パートナーの笑顔、夜明けの鳥の歌声、あるいは混雑した高速道路で親切にも合流させてくれたドライバーのようなシンプルなものでもいい。あなたに何かを与えてくれた人の動機や態度は問題ではない。たとえば、あなたは友達にランチに誘われたかもしれない。でも、それはたまたまランチタイムに訪ねたからで、友達が事前にランチを食べさせようと努力したわけではない。それでもあなたはランチをご馳走になり、それに対して感謝の気持ちを抱く。感謝の気持ちを培うのに必要なのは、誰かの言動で何らかの恩恵を受けたという事実だけなのだ。

思い出した事柄の中で、それらが起こったときに感謝しなかったことを上げてみよう。
そうした好意の言動を受けたとき、あなたは何に注意を向けていたか思い出せるだろうか。何かの問題解決に必死だった、”やることリスト”を考えていた、あるいは何か判断を下そうとしていた?
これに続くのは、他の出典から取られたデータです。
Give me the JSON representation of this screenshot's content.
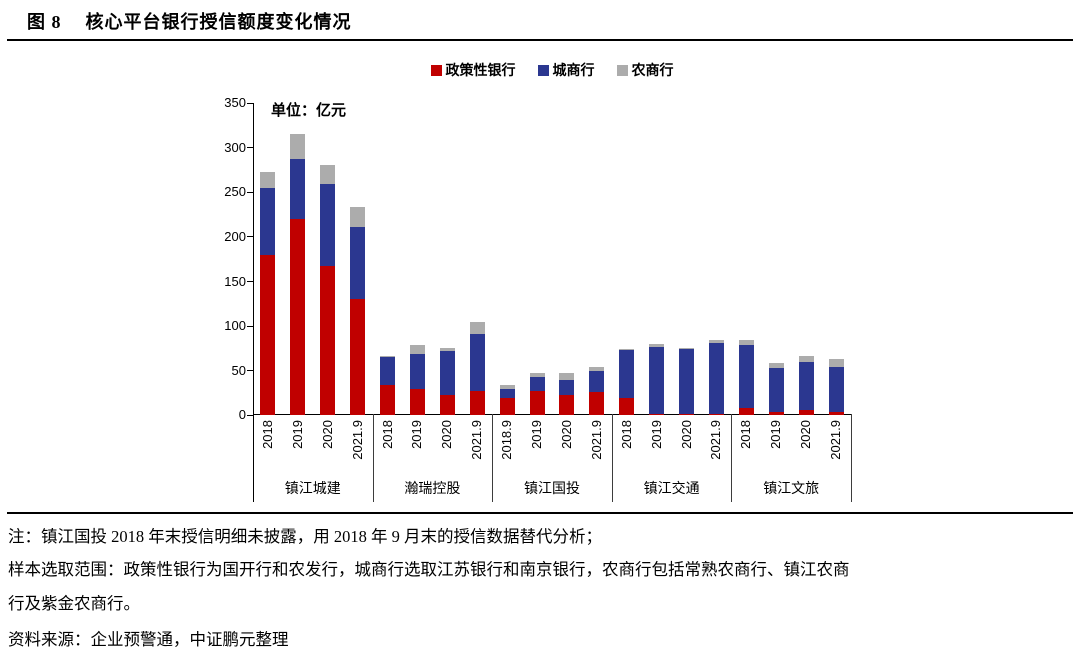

私たちは往々にして世界に貸しがあるかのように生きている。今日どんな恩恵を受けたかを振り返れば、返すことができないような借りがあることに気づくだろう。この洞察は人を謙虚にさせるだけではない。それによってより深い感謝の念と、他の人の役にたちたいという思いが自然に沸いてくるだろう。

2.今日、どんな恩恵を与えたか

次に今日、他の人に何を与えたかを可能な限り具体的に振り返ってみよう。
先に述べたように、あなたの動機は重要ではない。実際にあなたは何を行ったのか?飼い猫に餌をやった、朝食の食器を洗った、あるいは友達にバースデーカードを送ったというシンプルなものかもしれない。あなたは多くの人々や動物にささやかながら、何かの貢献をしたこと、ひいては地球にポジティブな変化をもたらしたことに気づくかもしれない。

3.今日、どんな面倒や問題を引き起こしたか

なるべく具体的に検証すること。些細だと思われることを見逃さないようにする。あなたのリストには、「駐車する場所を探して交通の流れを止めた」とか「自分が座るためにソファにいた猫を追い払った」といったようなことが含まれるかもしれない。この質問がもっとも難しいかもしれないが、その重要性を軽視してはいけない。そこには自責の念や反省が伴うかもしれないが、この主目的はあなたの人生について現実主義的な視点を示してくれるだろう。一般的に私たちは、他人が引き起こした不便や迷惑には敏感だが、自分たちが不便の元凶のときのことは忘れがちだ。たとえそうしたとしても、単なる事故でたいしたことじゃないとか、そんなつもりはなかったと片付けてしまう。自分たちのことは大目に見てしまう。しかし、他人に迷惑をかけたと気づけば、エゴは小さくなり、人間は人々の好意によって生かされていることを思い起こさせてくれるのだ。

こうした質問は、家族、友人、職場の同僚、両親、ペット、さらに物体までを含む、すべての関係性を検証する枠組みを与えてくれる。

留意すべきは、この内観を瞑想的なプラクティスにしているのは、あなたが動機や意図を分析したり、解釈したり、判断したりしないからだ。あなたの意識は、自己中心的な思考法から物事をありのままに見ることに向けられる。すべてのヨガの伝統が指摘しているように、ありのままに見ることに、叡智と解放が宿るのである。